Menchú, Rigoberta (1959–)
Menchú, Rigoberta (1959–)
Mayan indigenous-rights activist. Name variations: Rigoberta Menchu; Rigoberta Menchú Tum or Menchú-Tum. Pronunciation: Ree-go-BER-ta Men-CHU. Born Jan 9, 1959, in Chimel, Guatemala; dau. of Vicente Menchú (peasant and political organizer) and Juana Tum (peasant midwife and healer); m.
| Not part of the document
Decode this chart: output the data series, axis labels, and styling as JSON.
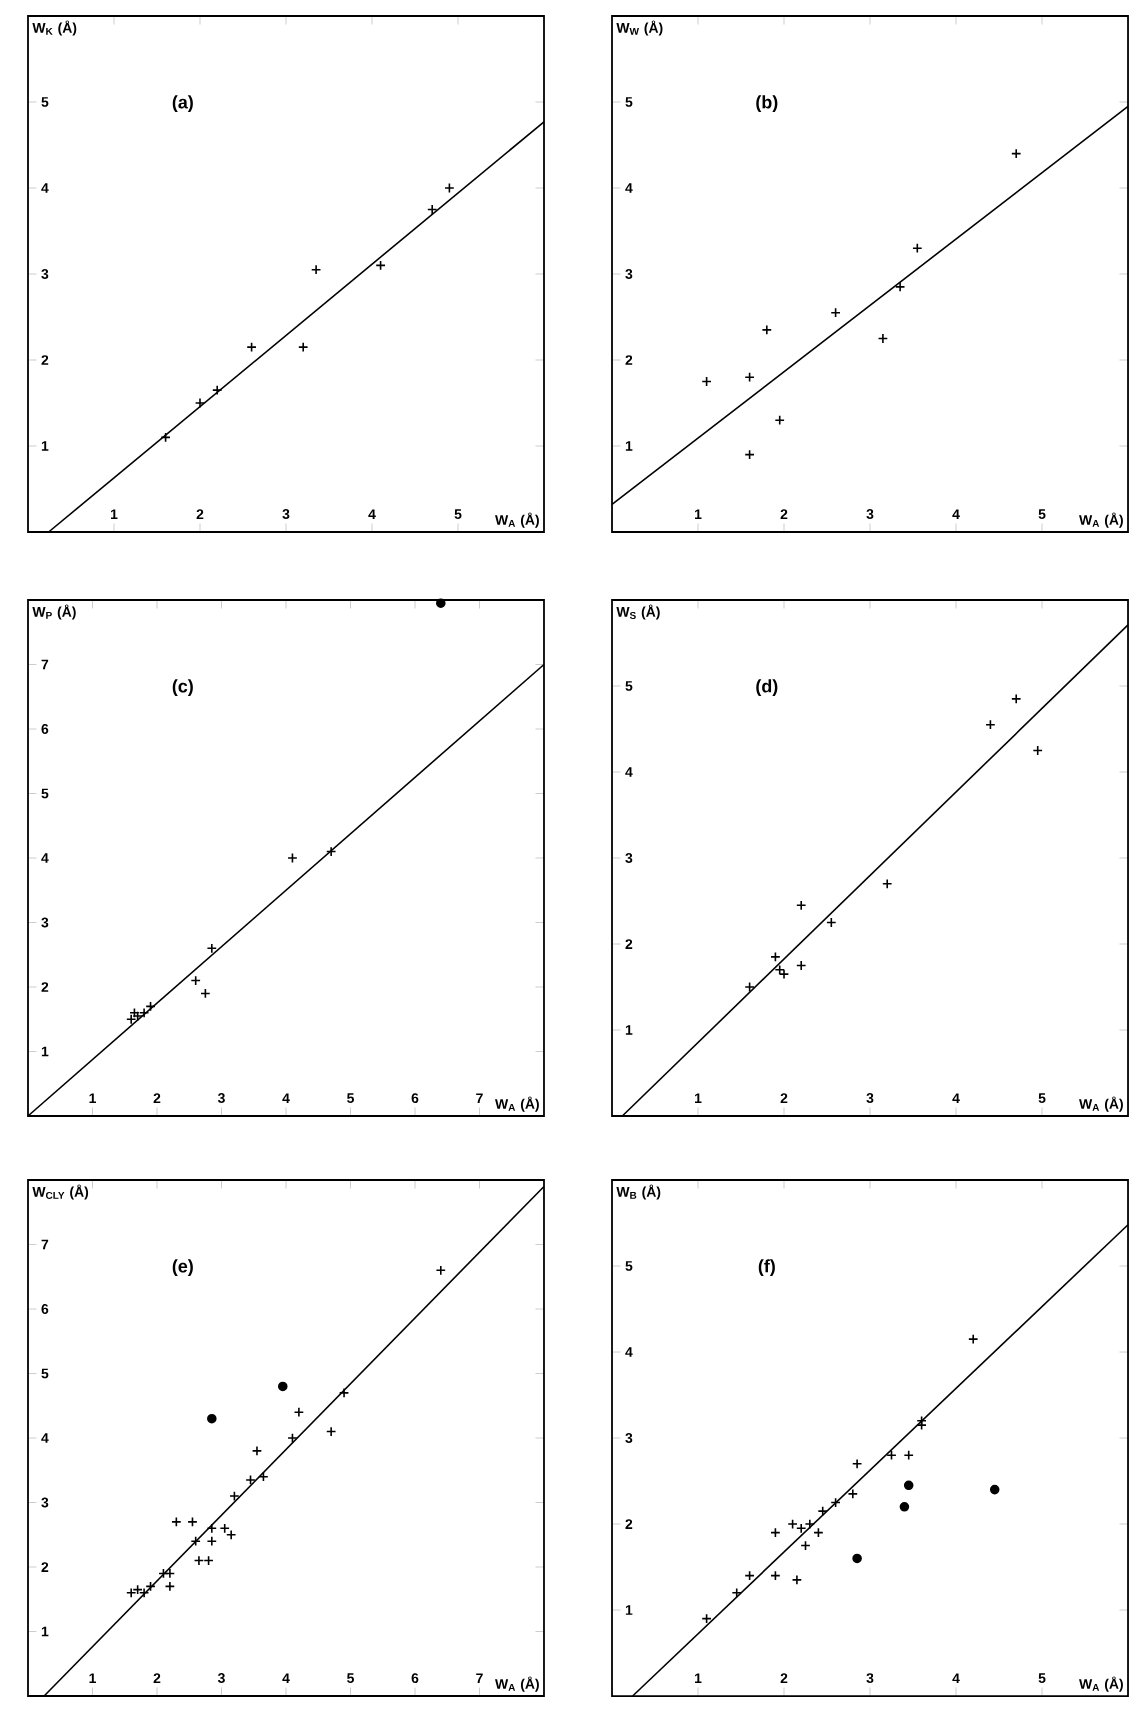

Ángel Canil also seen as Angel Camile, Jan 1998; children: Mash Nahual J'a.
Was born 5 years after one of the most traumatic events in Guatemalan history, the 1954 coup that overthrew the left-leaning government of Arbenz; at 8, began working full days picking coffee and cotton; went to Guatemala City as a 13-year-old, to work as a maid; father, who had become active in efforts to organize the Mayan peasantry to resist encroachments on community lands, was jailed for 14 months; when father became an organizer for the Committee of Peasant Unity (Comité de Unidad Campesina or CUC, mid-1970s), also joined it (1979); during civil war, brother Petrocinio was tortured and murdered (Sept 1979); father died after massacre at the Spanish embassy (Jan 1980); mother tortured and murdered (April 1980); escaped to Mexico (1980); published Me llamo Rigoberta Menchú (I, Rigoberta Menchú, 1983); briefly arrested on her return to Guatemala (1988); awarded the Nobel Peace Prize (1992); headed United Nations' Decade of Indigenous Peoples (1993–). Although widely read and admired, her memoir also provoked controversy after the publication of Rigoberta Menchú and the Story of All Poor Guatemalans (1999), a book by anthropologist David Stoll which asserted that she exaggerated and even fabricated certain events.